Maxwell Bios Editing Guide

Maxwell is the last GPU architecture that allows for vBios tweaking without breaking drivers / uefi boot; while it does perform worst than AMD GCN with DX12 and has the nVidia driver overhead issue adding up to the performance penality in modern games, it’s very power-efficient as it was designed for laptop space dominance in the form of the mighty GM107 (wich was also helped by a massive cache to cuda cores ratio in that) featured as 860m, 960m, 750ti. In fact, with bios undervolting some SKUs can be more efficient than the 14nm AMD Polaris architecture cards like the 570/580/590 even in DX12 titles (and massively so in dx11 ones).
I had to dig up and dive into this to get the best out of the beasts that i recently received – Tesla M40s. I already wrote on the subjet – speficially about recovery with dual GPU setups – in this post.

The app we use is called Maxwell Bios Tweaker; it will also work with most Kepler vBios, as far as i know all the 7xx series mawell cards, and most of the 6xx ones aswell. Sadly, some of the informations in this guide only apply to this specific vbios, mostly in the “D” area.

This guide is designed to be read after the super basic one on Xtremesystems

First page shows some basic information and some frequencies. The most important one is the memory clock, wich is also one of the values that requires most testing as its stability can differ wildly between different applications and based on the vram temps. You should be very safe when writign this value to bios and always keep it at least 50mhz lower than the highest stable value you found 🙂
The boost limit can be set in two different areas, A and B ; some cards allow both values to be manually adjusted and it is still not clear to me wich one the driver will enforce over the other. I just like to leave them at the same value, but if you want to overclock, make sure to set the highest value you are looking for also in the boost table (value F) and clock states (value G). In my experience, the boost table is the one that is mostly responsable for this.
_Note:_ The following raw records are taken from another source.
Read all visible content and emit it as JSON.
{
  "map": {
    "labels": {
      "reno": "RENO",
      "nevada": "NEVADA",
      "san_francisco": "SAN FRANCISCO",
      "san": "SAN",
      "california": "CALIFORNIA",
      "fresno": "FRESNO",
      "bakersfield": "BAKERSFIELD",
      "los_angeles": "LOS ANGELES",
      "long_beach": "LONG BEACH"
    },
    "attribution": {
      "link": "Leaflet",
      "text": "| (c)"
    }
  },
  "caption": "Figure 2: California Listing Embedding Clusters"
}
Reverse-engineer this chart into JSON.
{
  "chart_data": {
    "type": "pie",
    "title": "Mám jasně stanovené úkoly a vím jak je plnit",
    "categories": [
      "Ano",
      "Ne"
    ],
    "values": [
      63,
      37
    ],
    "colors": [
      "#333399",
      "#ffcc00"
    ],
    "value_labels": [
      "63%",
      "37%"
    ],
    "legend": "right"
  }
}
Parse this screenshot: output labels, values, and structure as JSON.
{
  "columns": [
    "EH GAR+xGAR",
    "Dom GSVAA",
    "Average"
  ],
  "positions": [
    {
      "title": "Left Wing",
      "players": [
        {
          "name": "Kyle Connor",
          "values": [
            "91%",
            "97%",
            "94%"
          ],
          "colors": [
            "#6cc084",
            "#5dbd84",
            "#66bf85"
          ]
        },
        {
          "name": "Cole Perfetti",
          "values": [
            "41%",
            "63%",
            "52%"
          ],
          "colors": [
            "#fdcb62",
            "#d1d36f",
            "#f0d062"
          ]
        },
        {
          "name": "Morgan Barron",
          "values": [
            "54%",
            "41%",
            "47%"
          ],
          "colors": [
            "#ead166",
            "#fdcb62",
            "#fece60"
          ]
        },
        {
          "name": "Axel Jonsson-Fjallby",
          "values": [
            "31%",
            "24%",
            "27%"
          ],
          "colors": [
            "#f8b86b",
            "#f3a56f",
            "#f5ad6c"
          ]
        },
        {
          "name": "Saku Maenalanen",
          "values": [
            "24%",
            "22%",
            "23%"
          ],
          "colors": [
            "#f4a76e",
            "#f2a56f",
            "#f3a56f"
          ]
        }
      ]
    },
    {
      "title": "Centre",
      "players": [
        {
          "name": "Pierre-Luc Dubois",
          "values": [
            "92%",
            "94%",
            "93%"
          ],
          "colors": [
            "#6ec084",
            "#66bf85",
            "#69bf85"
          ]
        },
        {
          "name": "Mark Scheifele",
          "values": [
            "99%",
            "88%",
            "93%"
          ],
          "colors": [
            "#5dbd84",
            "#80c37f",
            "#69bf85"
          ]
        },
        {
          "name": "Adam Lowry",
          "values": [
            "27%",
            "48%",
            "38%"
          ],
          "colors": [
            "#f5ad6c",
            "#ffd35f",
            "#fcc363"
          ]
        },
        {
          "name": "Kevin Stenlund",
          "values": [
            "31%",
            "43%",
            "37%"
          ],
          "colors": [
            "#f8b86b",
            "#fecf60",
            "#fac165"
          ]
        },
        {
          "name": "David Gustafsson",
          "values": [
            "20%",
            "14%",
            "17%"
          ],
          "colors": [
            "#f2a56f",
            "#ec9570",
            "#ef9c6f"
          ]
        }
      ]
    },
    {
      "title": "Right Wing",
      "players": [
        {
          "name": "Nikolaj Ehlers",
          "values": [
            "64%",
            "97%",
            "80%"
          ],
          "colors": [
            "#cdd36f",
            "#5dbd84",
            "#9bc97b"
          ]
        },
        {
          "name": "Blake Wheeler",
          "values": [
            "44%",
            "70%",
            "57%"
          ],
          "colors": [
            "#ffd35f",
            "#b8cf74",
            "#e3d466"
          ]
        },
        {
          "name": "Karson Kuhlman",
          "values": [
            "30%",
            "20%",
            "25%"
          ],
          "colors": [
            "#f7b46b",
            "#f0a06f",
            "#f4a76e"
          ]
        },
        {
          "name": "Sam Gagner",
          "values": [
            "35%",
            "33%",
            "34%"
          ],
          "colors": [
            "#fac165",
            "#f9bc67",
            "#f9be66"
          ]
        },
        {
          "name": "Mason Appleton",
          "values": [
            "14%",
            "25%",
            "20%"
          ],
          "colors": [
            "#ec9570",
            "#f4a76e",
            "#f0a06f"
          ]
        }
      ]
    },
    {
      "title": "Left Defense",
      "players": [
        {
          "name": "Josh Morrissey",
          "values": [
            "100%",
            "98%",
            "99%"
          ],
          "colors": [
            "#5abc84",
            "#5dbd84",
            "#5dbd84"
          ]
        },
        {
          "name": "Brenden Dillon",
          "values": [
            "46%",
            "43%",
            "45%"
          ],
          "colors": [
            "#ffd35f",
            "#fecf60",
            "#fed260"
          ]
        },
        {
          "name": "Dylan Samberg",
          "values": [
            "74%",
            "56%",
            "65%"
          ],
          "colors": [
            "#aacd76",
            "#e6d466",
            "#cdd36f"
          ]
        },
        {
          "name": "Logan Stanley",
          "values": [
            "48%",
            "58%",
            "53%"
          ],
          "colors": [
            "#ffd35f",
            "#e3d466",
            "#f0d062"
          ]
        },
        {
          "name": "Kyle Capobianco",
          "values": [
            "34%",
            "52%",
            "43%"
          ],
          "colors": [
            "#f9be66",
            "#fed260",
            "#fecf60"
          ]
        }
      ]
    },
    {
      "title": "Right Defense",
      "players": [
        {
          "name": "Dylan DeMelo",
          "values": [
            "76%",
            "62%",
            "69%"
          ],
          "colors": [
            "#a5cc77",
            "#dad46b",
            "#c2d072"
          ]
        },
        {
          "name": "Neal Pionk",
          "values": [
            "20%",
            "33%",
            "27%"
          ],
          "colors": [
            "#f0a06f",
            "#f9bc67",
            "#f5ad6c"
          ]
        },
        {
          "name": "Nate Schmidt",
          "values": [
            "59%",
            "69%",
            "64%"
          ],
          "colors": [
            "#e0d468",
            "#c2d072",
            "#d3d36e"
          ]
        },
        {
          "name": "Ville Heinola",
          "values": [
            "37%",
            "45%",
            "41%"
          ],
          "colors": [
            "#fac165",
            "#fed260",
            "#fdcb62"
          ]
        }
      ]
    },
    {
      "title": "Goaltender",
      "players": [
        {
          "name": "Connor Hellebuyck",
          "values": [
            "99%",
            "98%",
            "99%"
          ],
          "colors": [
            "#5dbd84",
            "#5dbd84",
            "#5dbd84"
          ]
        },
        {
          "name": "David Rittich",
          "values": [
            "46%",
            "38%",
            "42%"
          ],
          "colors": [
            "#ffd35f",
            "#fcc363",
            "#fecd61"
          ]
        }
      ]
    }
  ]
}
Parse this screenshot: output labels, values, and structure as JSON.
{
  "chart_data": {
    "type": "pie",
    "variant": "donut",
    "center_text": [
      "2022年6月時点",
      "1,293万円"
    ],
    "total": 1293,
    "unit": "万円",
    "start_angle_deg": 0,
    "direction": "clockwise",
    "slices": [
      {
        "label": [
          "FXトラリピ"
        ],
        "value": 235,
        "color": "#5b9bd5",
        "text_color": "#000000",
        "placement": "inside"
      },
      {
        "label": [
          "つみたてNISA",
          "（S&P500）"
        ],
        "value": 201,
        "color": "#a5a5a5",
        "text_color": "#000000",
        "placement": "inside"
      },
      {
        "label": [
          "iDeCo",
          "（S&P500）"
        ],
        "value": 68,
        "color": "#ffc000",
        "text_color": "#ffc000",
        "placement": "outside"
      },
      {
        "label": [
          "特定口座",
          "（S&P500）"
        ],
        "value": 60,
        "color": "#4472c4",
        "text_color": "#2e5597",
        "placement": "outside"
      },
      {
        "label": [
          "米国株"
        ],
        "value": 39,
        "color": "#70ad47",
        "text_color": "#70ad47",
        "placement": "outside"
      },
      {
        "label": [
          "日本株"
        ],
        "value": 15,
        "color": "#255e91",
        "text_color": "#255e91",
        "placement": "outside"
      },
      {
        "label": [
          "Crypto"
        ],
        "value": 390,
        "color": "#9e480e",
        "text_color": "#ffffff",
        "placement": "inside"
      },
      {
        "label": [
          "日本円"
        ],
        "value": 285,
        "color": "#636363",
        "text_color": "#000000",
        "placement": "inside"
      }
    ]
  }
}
The Voltage Table is the longest one to setup. Sadly, some of the actual details of this part change between different cards; i just like to undervolt every value until my card gets to error 43 in the device manager, wich for some value like the first one will be just 2 values lower, some other parts like the D area seem to set the low and high voltage limits. In my case, as i did undervolt the card massively, i set the limit to .943 v only.
The table has a long list of values wich are the voltage curve that is applied to the frequencies in the next tab, wich is the Boost Clocks Table. The voltages will have to grow exponentially with frequency. They can start almost flat, with the first 10 frequency point in a 3 steps voltage space up to 0.85, then go linear for a while until 1v, then start to grow 2 voltage steps per frequency step, then growing 3 at a time after 1,1 and keep getting worst up to 1.268 (max voltage on maxwell); the exact values will depend on the card, and i will show you how to find them in the next part. This means that efficiency will be terrible after 1,1v; it has been also reported that Maxwell refuses to show any improvement after around 1.25 wich would be hard to reach on any standard card anyway.

The last voltage E seem to be the memory controller; i am still testing this area, seem to bring very subtle power and performance improvement wen lowered to around 1.12 in my samples, and then cause some slight performance regressions when lower than 1.1. I am still testing, and di not get any actual crash even going as low as 1.075

UPDATE – On Quadro M2000M i experienced crashes lowering the value under 1.125

The clock table is used if you want to overclock; it’s best to decide first your target frequency there (and set accordingly on A, B and G) and then work on the voltages, but you can also go the other way round.

The power table has been covered perfectly in the XS guide, but i have to note one VERY important thing here: you should use TDP (and temperature, on the first page) limiting as a last, failsafe value, and set a maximum frequency and voltage table that does not get there by default (unless using power virus apps like furmark). This is because even if these limit mechanisms do work, they are not very smart and will just go up/down from highest to lowest voltage, causing terrible stuttering instead of just setting a lower stable point below TDP. Keep it safe and leave TDP and thermal headroom for hot days (and much longer lifespan of your card). One note here is that by default reference maxwell cards (blower style) are operating with very quiet fan curves wich can lead to unneccessary thermal throttling expecially if the cooler has never been cleaned.

A stable sustained frequency is much better than a verge of throttling one that goes a little bit better in the benchmark but actually gives a worst gameplay experience. It will also give worst benchmark result if the test is long enough to stress the cooling system – let the whole 3dmark run with demo intro for reference.

The last value that you will want to check are the clock values; it is useful to be sure there are no values that are lower than the overclock you want to get (or in my case higher than the limit i wanted my card to fit in).